The Biden administration will be lifting sanctions on a Chinese government ministry, in exchange for bolstering anti-drug trafficking measures, Bloomberg reported. “We’re hoping to see some progress on that issue this coming week,” National Security Advisor Jake Sullivan said Monday, according to the New York Post. “That could then open the door to further cooperation on other issues where we aren’t just managing things, but we’re actually delivering tangible results.”
The Daily Caller News Foundation noted that should a deal materialize, it will be at least the third time that China has promised to get tough on fentanyl. In 2016, China agreed to increase counter-narcotics operations, and Xi again agreed to launch a crackdown in 2018. Nonetheless, China and Mexico are “the primary source countries for fentanyl and fentanyl-related substances trafficked directly into the United States,” according to a 2020 DEA intelligence report.
“China remains the primary source of fentanyl and fentanyl-related substances trafficked through international mail and express consignment operations environment, as well as the main source for all fentanyl-related substances trafficked into the United States.”

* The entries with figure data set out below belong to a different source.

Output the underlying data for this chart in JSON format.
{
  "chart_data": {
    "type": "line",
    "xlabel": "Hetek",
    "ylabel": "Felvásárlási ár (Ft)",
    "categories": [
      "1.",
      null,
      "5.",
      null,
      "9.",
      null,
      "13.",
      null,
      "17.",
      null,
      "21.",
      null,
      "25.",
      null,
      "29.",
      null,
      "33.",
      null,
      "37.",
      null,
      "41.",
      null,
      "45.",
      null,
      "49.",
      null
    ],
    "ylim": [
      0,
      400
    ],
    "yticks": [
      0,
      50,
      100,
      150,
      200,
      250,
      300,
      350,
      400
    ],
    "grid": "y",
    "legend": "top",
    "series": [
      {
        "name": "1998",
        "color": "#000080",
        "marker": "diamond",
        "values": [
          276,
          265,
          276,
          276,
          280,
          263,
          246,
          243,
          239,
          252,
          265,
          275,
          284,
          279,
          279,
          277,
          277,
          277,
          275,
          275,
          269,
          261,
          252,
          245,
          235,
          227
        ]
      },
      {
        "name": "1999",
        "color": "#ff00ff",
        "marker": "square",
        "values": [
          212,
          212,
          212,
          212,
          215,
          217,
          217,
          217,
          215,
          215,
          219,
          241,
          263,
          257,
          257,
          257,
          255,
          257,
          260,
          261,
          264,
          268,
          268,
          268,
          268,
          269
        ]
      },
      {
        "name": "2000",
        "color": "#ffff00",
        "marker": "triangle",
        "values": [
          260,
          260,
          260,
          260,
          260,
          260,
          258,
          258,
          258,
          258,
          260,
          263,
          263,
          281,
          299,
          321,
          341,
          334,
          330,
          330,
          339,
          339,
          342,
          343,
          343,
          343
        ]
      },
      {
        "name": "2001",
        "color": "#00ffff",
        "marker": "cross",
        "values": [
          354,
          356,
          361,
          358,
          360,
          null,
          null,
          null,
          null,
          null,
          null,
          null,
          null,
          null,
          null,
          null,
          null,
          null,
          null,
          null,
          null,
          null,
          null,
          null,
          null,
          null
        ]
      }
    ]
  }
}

President Joe Biden and Xi are meeting for the first time in over a year during this week’s Asia Pacific Economic Cooperation (APEC) summit in San Francisco. Sources familiar with the situation told Bloomberg that the People’s Republic of China (PRC) will crack down on Chinese companies manufacturing chemical precursors for fentanyl in exchange for the U.S. lifting sanctions on the Ministry of Public Security’s Institute of Forensic Science, which the Commerce Department added to the Entity List in 2020 for “engaging in human rights violations and abuses” in the Xinjiang Uyghur Autonomous Region.